Neues Jahr 

Die Tage tröpfeln so dahin. Feiertage sind eine merkwürdige Sache. Ich vergesse die Wochentage und das Datum. Und auch mit dem Ende der Feiertage finde ich noch nicht zurück. 

Mein Silvester war schön, auch wenn es mich im Vorfeld einige Kraft gekostet hat. Ich komme immer noch schwer mit plötzlichen Änderungen und der daraus entstehenden Enttäuschung zurecht. N. ging es leider nicht gut, später dann die Absage. Planungschaos, wie und ob Bibi nun kommt. Letztendlich haben wir dann zu dritt hier gefeiert und hatten einen ruhigen und gemütlichen Abend. 

Mein neues Jahr begann dann damit den Zitronenkater zu beruhigen. Er war nicht unbedingt völlig verängstigt, nur furchtbar verwirrt und wusste gar nicht wohin mit sich. So saß er mal auf dem Kühlschrank, unter dem Bett, bei den Meeris und unter dem Küchentisch, mit großen Augen und roten Öhrchen. Später schlief er dann einige Stunden neben mir, bis ich gegen 5 Uhr in mein Bett wanderte und dort schlaflos rumlag. Seit ich andere Medikamente nehme, blieb die Schlaflosigkeit bis zu dieser Nacht aus. Also lag ich im Bett, schaute Outlander und versuchte den Schlaf zu finden, den mein Körper so dringend brauchte. 

Heute habe ich meinen Besuch an den Bahnhof gebracht. Immerhin kam ich so ein wenig an die frische Luft. Nun habe ich mich ins Bett verkrochen, ich friere, aber mein Kopf glüht. Meine Nase läuft, ich huste so sehr, dass ich ständig mein Essen erbreche und mein ganzer Körper schmerzt. Ich hasse es krank zu sein. Mein Kopf funktioniert nicht richtig, mein Körper noch weniger. Ich fühle mich unnütz und unproduktiv. Also versuche ich meinem Körper mit Schlaf zu helfen. Falls ich mich heute nochmal aus dem Bett bewegt kriege, dann gibt es noch Obst und heiße Zitrone zur Unterstützung. 

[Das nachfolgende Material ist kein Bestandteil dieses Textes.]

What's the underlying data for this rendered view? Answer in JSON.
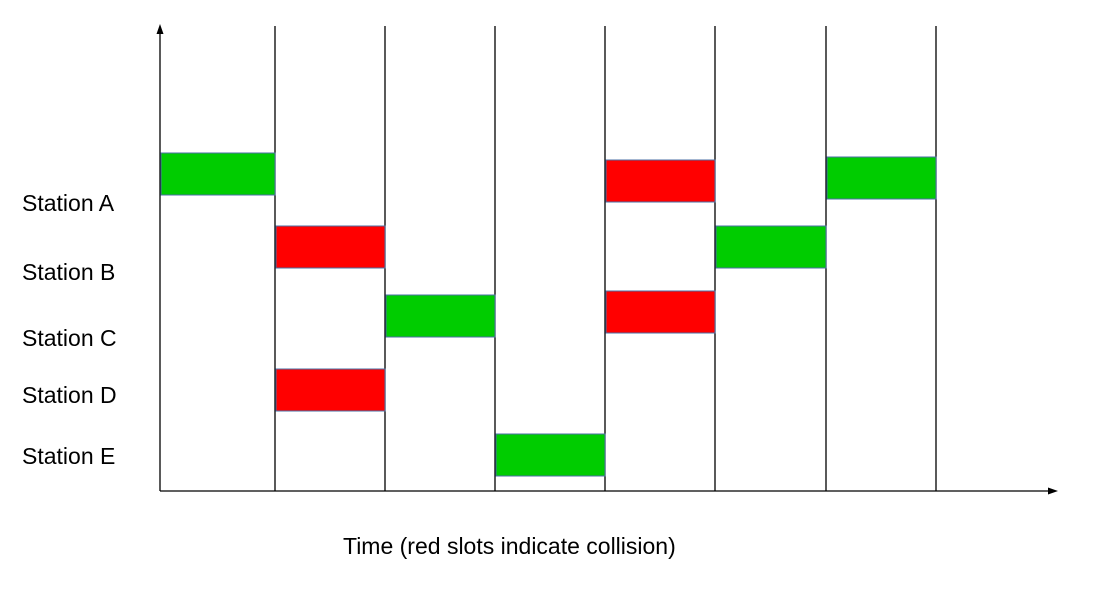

Morgen will ich mich (nochmal) an die Sachen für die Reha machen. Die Unterlagen für die Klinik und die für die Rentenversicherung. Und ein wenig das Chaos in der Wohnung beseitigen, Wäsche waschen, kochen. 

Immerhin hat der heutige Tag mir schon zwei nette Überraschungen beschert. Auf dem Weg zum Bahnhof wollte ich mir eine Internetflat fürs Handy buchen. Die allnet-flat habe ich auslaufen lassen, da ich sie eigentlich nur für die Zeit der Klinik genutzt hatte. Zuhause habe ich Festnetz mit Flatrate. Also rief ich die App meines Anbieters auf um nachzusehen, wieviel Guthaben ich noch habe und wieviel ich aufladen muss, um meine Flatrate zu buchen. Und dann habe ich ziemlich überrascht festgestellt, dass ich derzeit die allnet-flat nutze. Sehr nette Sache. Einmal ’ne Ladung Highspeedvolumen und alles Telefonieren und Simsen frei für umsonst. Könnte ich jeden Monat haben. 

Beim Heimkommen habe ich dann noch ein Gratispäckchen Zigaretten aus meinem Briefkasten geangelt, als Probe für die neue Sorte konnte man sie kostenlos anfordern, sofern man bei der Firma registriert ist, ich hatte völlig vergessen, dass ich da mitgemacht hatte. Nette Sache Nummer 2.

Und nun liege ich eingekuschelt mit dem Zitronenkater im Bettchen, habe auf dem Tablet Serie an und genieße einfach, dass ich mir Ruhe und Schlaf gönnen kann. Ich versuche es zumindest, denn ein kleiner Teil von mir schreit laut, dass ich das nicht darf, dass ich etwas tun muss, dass ich mir rumhängen und Ruhe nicht erlauben darf. Aber der Stimme gebe ich einfach keinen Raum.